Some of my favorites are, with my own reflections noted in italics:
- 28) They love the breakfast meal. - They do love their breakfast, I just find it greatly inferior to a good old American breafast. Where's the french toast? Or how about just something original. A basket of bread (albeit fresh and delicious) with cold cuts and cheese just isn't exciiting to me. I guess it is the wrong county for a breakfast burrito.
- 32) Germans don’t tend to jay-walk. And they judge those who do. - Really. I know people who have multiple jaywalking tickets, and people who have been yelled at by other Germans for setting a bad example.
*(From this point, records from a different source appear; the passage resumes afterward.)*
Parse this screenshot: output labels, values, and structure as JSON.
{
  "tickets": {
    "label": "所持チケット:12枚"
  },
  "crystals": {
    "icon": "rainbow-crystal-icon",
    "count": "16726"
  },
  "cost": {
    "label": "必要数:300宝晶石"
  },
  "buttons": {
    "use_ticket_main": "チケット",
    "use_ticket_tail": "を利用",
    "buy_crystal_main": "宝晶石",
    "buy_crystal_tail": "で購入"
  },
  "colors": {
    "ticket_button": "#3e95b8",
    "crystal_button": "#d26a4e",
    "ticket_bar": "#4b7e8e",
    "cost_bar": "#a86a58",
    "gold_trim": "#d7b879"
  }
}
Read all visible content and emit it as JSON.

I also want to be clear that this applies to a scenario where you would be able to see cars approaching from a great distance and you are basically in the middle of nowhere. The Germans wait. That said, I really appreciate it as a driver. Pedestrians are never in your way.
- 55) They don’t tend to go to the shops in trackpants and slippers. I do. I think they suspect I am a homeless person with a penchant for Quark. - I hate this. I am not one for getting dressed or putting myself together. Yet I feels svery self-conscoius walking out of the pants in sweats, or even yoga pants. They are getting to me!
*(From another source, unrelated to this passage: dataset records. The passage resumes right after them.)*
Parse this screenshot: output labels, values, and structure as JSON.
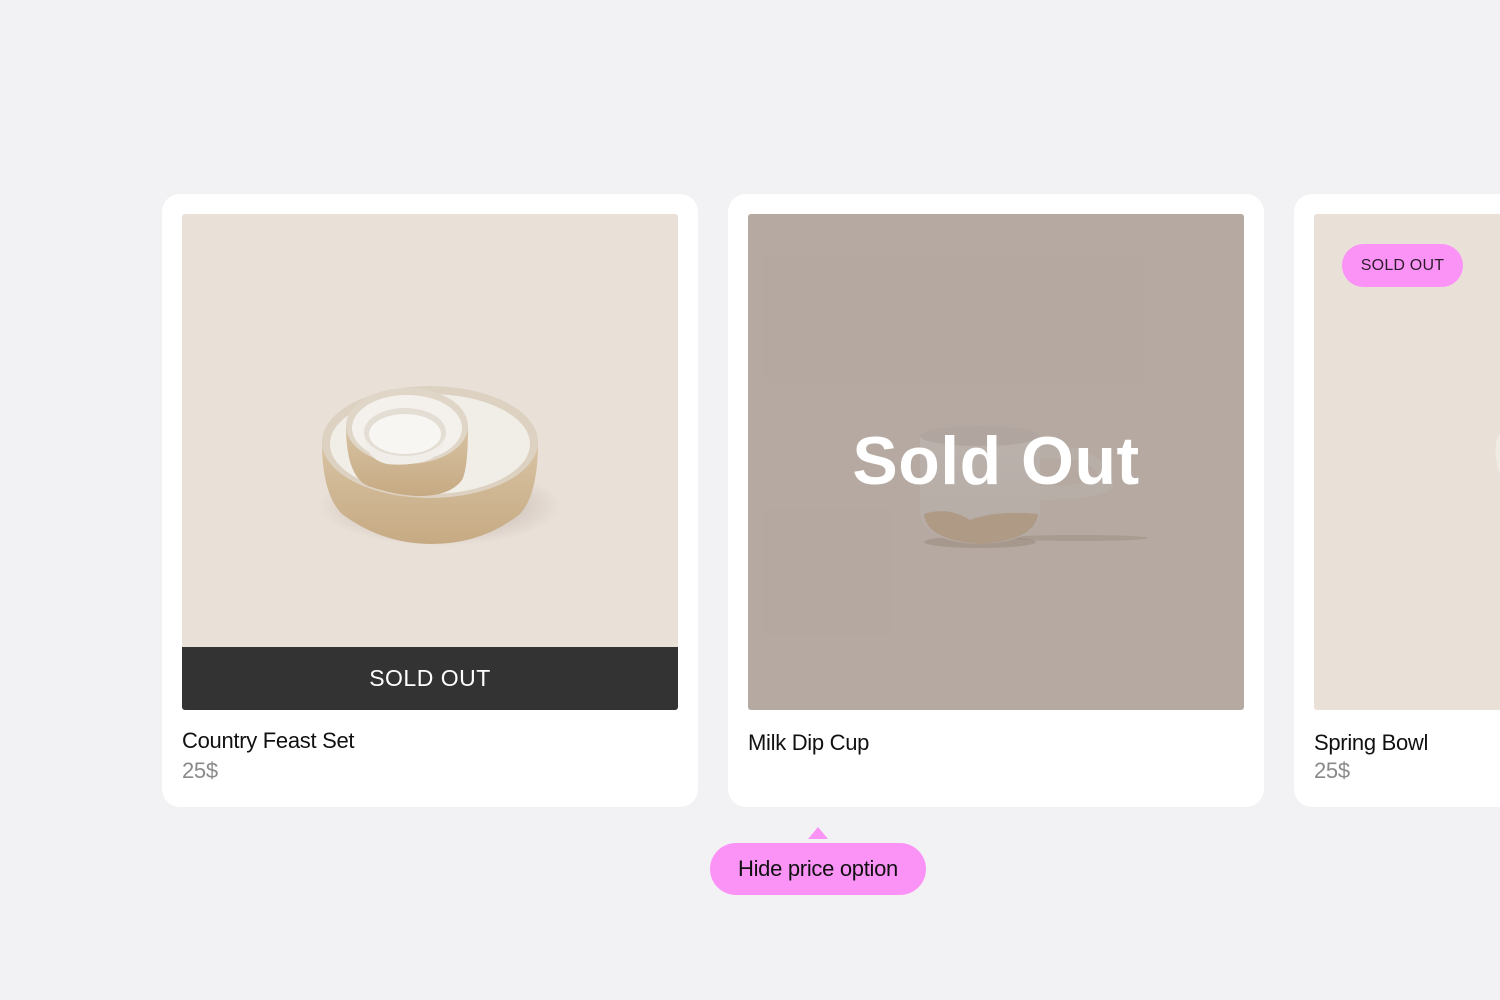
{
  "products": [
    {
      "name": "Country Feast Set",
      "price": "25$",
      "badge": "SOLD OUT",
      "image_icon": "nested-bowls-icon"
    },
    {
      "name": "Milk Dip Cup",
      "overlay": "Sold Out",
      "image_icon": "cup-icon"
    },
    {
      "name": "Spring Bowl",
      "price": "25$",
      "badge": "SOLD OUT",
      "image_icon": "bowl-icon"
    }
  ],
  "tooltip": {
    "label": "Hide price option"
  },
  "colors": {
    "background": "#f2f2f4",
    "card": "#ffffff",
    "image_bg": "#e9e0d8",
    "soldout_bar": "#333333",
    "pink_accent": "#fb93f7",
    "price_text": "#8a8a8a"
  }
}
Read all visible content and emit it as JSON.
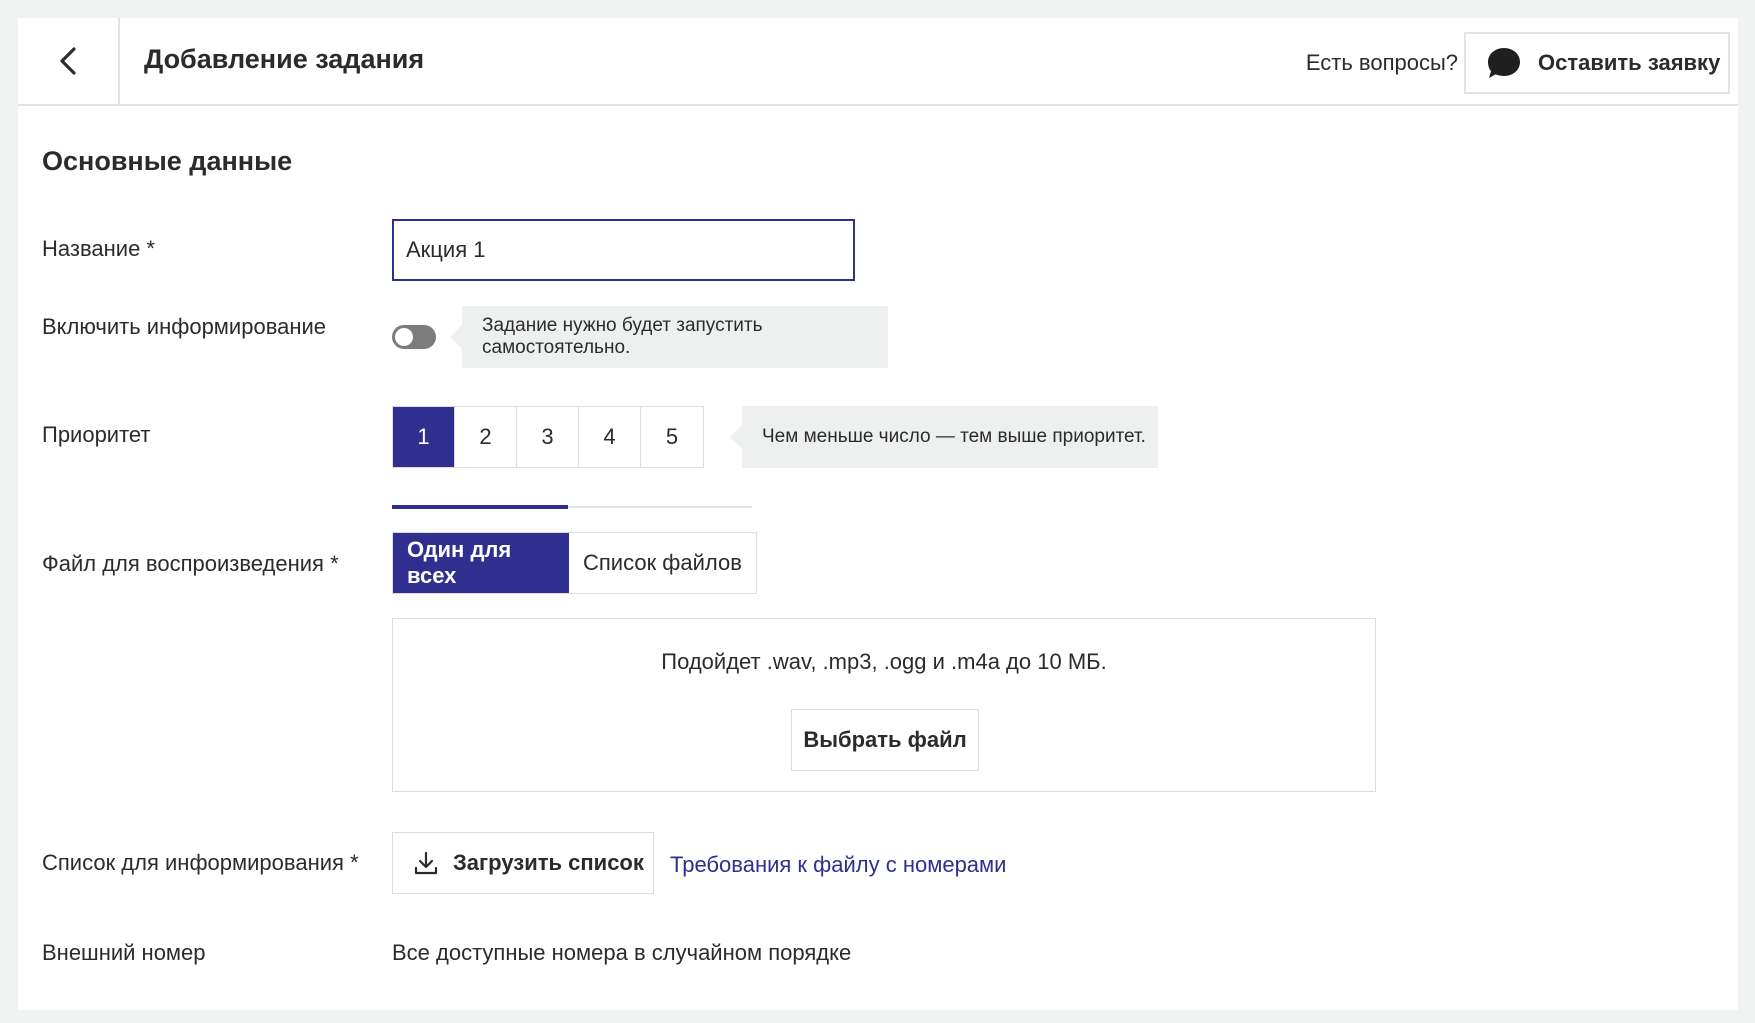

- 59) They are similarly distrustful of any bread in a sliced-form. This is relegated to the toaster (‘toast brot’) and sandwiches made with sliced bread enjoy a disproportionately small section of the bakery display. - Oh how I miss delcious soft sandwich bread. It was actually in the "pro" list for moving to Amsterdam. They are all about bakery fresh soft sandiwch bread. I once went to a bakery here and asked for sandwich bread, and they looked around at the bakery ful lof freshly baked (hard) breads like I was crazy.
- 78) Germans are bizarrely wary of drinking tap water. - I find it so frustrating when you ask for tap water at a restaurant and they simply won't give it to you. They might even tell you that they don't have any. Bottled water seems like huge waste of resources to me, especially when the standards for tap water in Germany is that it must be safe for a baby to drink.
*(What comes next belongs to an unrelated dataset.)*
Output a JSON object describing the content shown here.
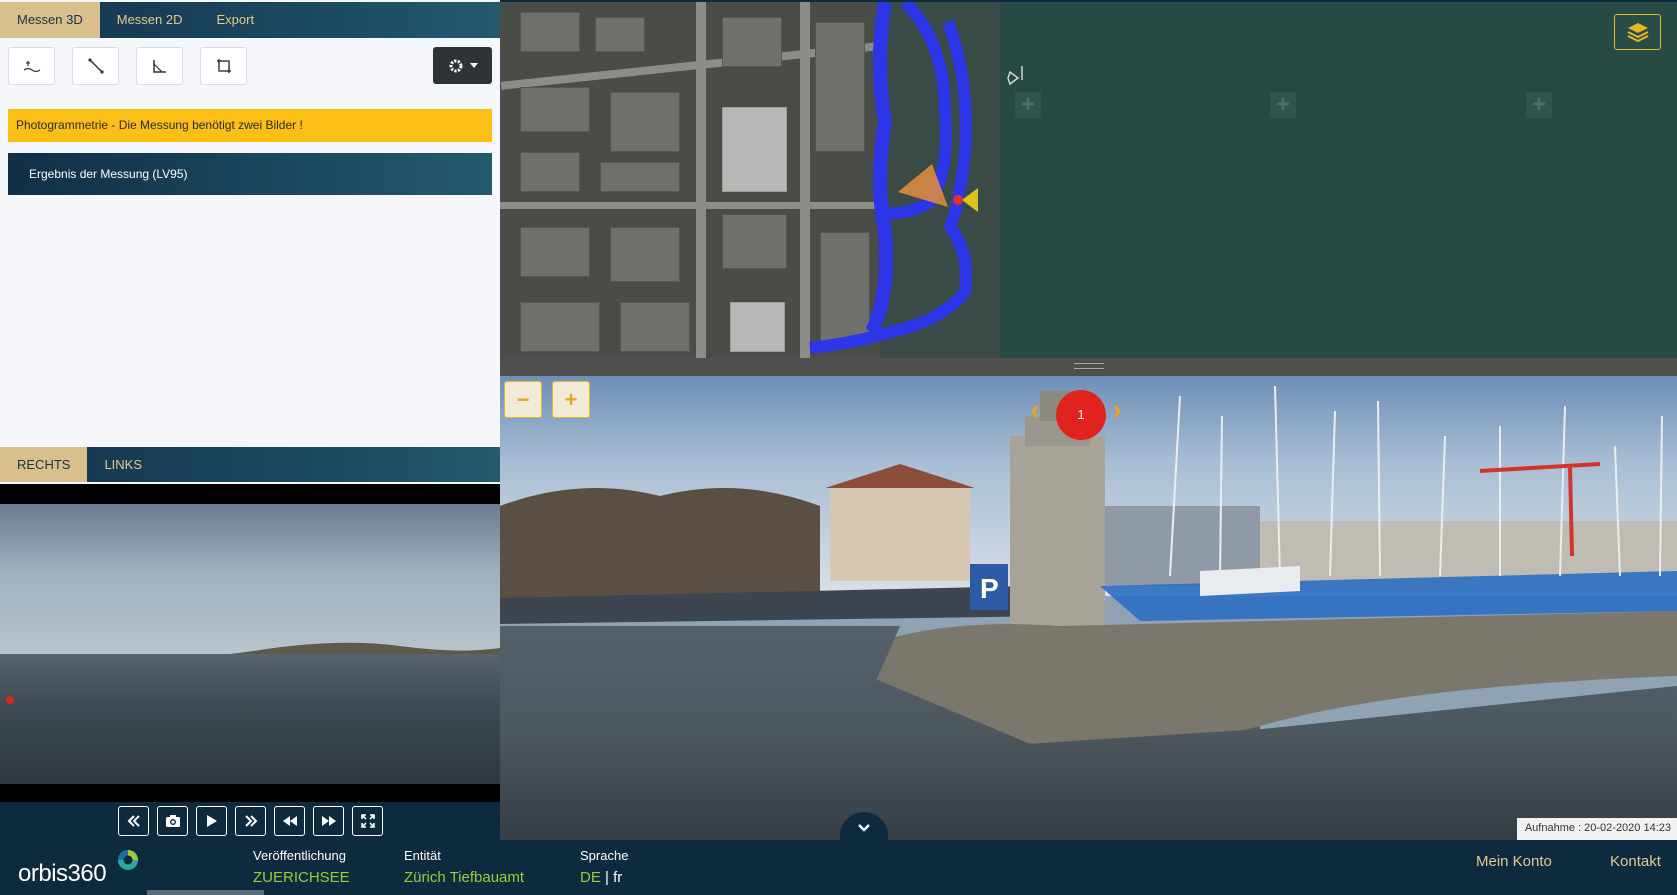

- 98) Germans actually, largely, respect ‘Quiet Time’ on Sundays, when they don’t vacuum, use lawn mowers or other loud appliances and generally keep noise levels to a bare minimum. In some parts, an unspoken evening Quiet Time is enforced, via disapproval or neighbourly note leaving. Please note church bells are exempt from all Quiet Times. - Yeah, well, I have written about this before. Same goes for holidays. It has its charm, and its inconvenience. We'll see if we miss in Amsterdam.